Scientific things you do on the farm?

We have worked with UConn Extension on a couple different projects. One of them is setting up our manure spreader with a GPS, so we can evaluate the amount of manure that we are spreading on individual fields. We have years and years of records of soil test, so we can truly evaluate any kind of progress and improvements that we have made to our soil over decades from all of that information. We gnomically test every single animal that we raise. We work with a number of ag service providers to analyze the genetic quality of the animals on the farm. Science is a critical component to everything we do here. Soil should be protected and preserved to grow good and healthy quality crops. At the end of the day we rely on the quality of that crop for a healthy animal to produce our milk. Our dairy nutritionist does probably once a month an analysis on both our corn and grass we have harvested and evaluates all the different parameters from nutrients to minerals. He makes sure we grow the best possible crops for our cows.

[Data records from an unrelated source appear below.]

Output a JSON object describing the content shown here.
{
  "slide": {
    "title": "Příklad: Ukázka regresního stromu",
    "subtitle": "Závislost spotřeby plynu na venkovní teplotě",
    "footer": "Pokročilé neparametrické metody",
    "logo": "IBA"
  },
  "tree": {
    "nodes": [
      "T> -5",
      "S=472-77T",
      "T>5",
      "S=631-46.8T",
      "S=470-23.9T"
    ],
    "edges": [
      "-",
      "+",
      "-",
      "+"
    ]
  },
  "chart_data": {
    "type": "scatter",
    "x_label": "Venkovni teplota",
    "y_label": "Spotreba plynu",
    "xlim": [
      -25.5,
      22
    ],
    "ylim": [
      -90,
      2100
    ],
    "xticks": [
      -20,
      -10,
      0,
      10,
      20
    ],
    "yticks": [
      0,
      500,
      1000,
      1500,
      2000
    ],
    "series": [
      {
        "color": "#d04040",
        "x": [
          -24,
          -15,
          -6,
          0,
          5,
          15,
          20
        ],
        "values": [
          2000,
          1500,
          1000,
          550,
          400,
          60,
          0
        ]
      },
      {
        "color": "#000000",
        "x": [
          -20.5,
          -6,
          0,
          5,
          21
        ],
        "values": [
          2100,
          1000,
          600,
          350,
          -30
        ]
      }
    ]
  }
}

What does soil mean to you?

It's the life blood of what we do here. The soil is providing our farm the ability to grow the crops for our animals but it's also a really critical component to carbon sequestration. I absolutely believe that our farm have a very important role to play in mitigating climate change because the soil has such an incredible capacity to sequester carbon. We are the caretakers of that land.

What do you think the future will hold for the environment?

I think a lot of areas can be improved from energy efficiency to what kinds of cars people are driving. It’s such a multi pronged thing but the fact that here in Connecticut dairy farms maintain the largest percent of open space and we are the caretakers of soil. If we empower farms with information and financial incentive to follow new cropping practices that might be more beneficial to the soil. I believe there is so much opportunity there.